“Somewhere in Germany”


“Somewhere in Germany” (March 24, 1947)
by Vaughn Richard Shoemaker (1902-1991)
13 x 16, ink and wash on board
Coppola Collection

Shoemaker was an American editorial cartoonist. He won the 1938 and 1947 Pulitzer Prize for Editorial Cartooning and created the character John Q. Public. He spent 22 years at the Chicago Daily, and subsequently worked for the New York Herald Tribune, the Chicago American, and Chicago Today. He retired in 1972.
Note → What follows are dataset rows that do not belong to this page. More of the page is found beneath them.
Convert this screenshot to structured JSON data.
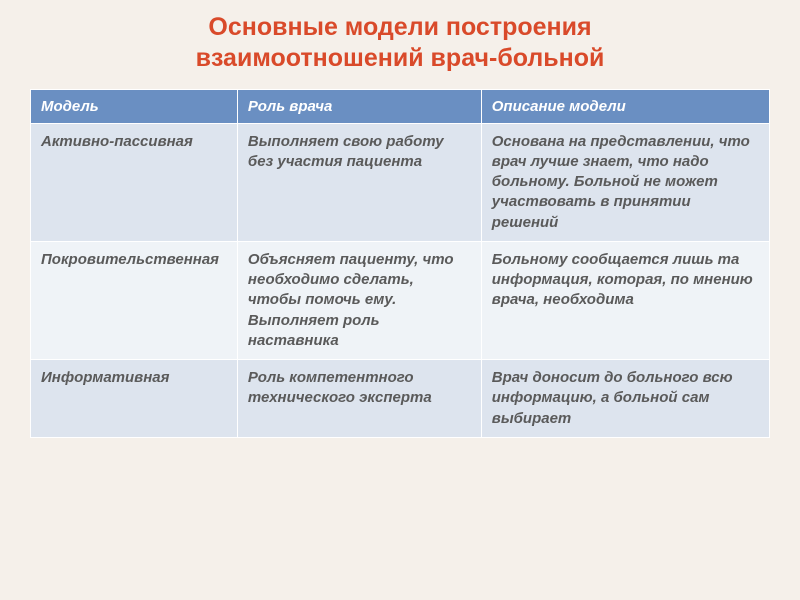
{
  "title_line1": "Основные модели построения",
  "title_line2": "взаимоотношений врач-больной",
  "table": {
    "headers": [
      "Модель",
      "Роль врача",
      "Описание модели"
    ],
    "rows": [
      {
        "model": "Активно-пассивная",
        "role": "Выполняет свою работу без участия пациента",
        "desc": "Основана на представлении, что врач лучше знает, что надо больному. Больной не может участвовать в принятии решений"
      },
      {
        "model": "Покровительственная",
        "role": "Объясняет пациенту, что необходимо сделать, чтобы помочь ему. Выполняет роль наставника",
        "desc": "Больному сообщается лишь та информация, которая, по мнению врача, необходима"
      },
      {
        "model": "Информативная",
        "role": "Роль компетентного технического эксперта",
        "desc": "Врач доносит до больного всю информацию, а больной сам выбирает"
      }
    ]
  },
  "colors": {
    "background": "#f5f0ea",
    "title": "#d94a2a",
    "header_bg": "#6a8fc2",
    "header_text": "#ffffff",
    "row_odd": "#dde4ee",
    "row_even": "#eff3f7",
    "cell_text": "#5a5a5a"
  }
}
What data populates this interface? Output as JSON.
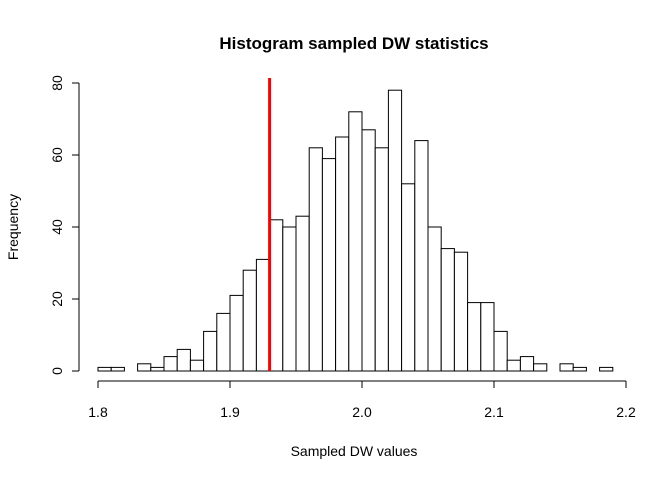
{
  "chart_data": {
    "type": "bar",
    "title": "Histogram sampled DW statistics",
    "xlabel": "Sampled DW values",
    "ylabel": "Frequency",
    "xlim": [
      1.8,
      2.2
    ],
    "ylim": [
      0,
      80
    ],
    "bin_width": 0.01,
    "bin_edges_start": 1.8,
    "x_ticks": [
      1.8,
      1.9,
      2.0,
      2.1,
      2.2
    ],
    "x_tick_labels": [
      "1.8",
      "1.9",
      "2.0",
      "2.1",
      "2.2"
    ],
    "y_ticks": [
      0,
      20,
      40,
      60,
      80
    ],
    "y_tick_labels": [
      "0",
      "20",
      "40",
      "60",
      "80"
    ],
    "values": [
      1,
      1,
      0,
      2,
      1,
      4,
      6,
      3,
      11,
      16,
      21,
      28,
      31,
      42,
      40,
      43,
      62,
      59,
      65,
      72,
      67,
      62,
      78,
      52,
      64,
      40,
      34,
      33,
      19,
      19,
      11,
      3,
      4,
      2,
      0,
      2,
      1,
      0,
      1
    ],
    "reference_line": {
      "x": 1.93,
      "color": "#ff0000"
    },
    "grid": false
  }
}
The Molotov Plan was the system created by the Soviet Union in 1947 in order to provide aid to rebuild the countries in Eastern Europe that were politically and economically aligned to the Soviet Union. It was originally called the “Brother Plan” in the Soviet Union. It can be seen to be the Soviet Union’s version of the Marshall Plan, which for political reasons the Eastern European countries would not be able to join without leaving the Soviet sphere of influence. Soviet foreign minister Vyacheslav Molotov rejected the Marshall Plan, proposing instead the Molotov Plan.

On March 18, 1947, TASS (the Russian news agency) published the text of a secret agreement made at the Yalta Conference in 1945 on the matter of German reparations, in order to back up Molotov’s demand for them. The question then turned to whether the Yalta text was supplemented or superseded by the Potsdam Agreement.

This is a rather elegant piece of art from Shoemaker.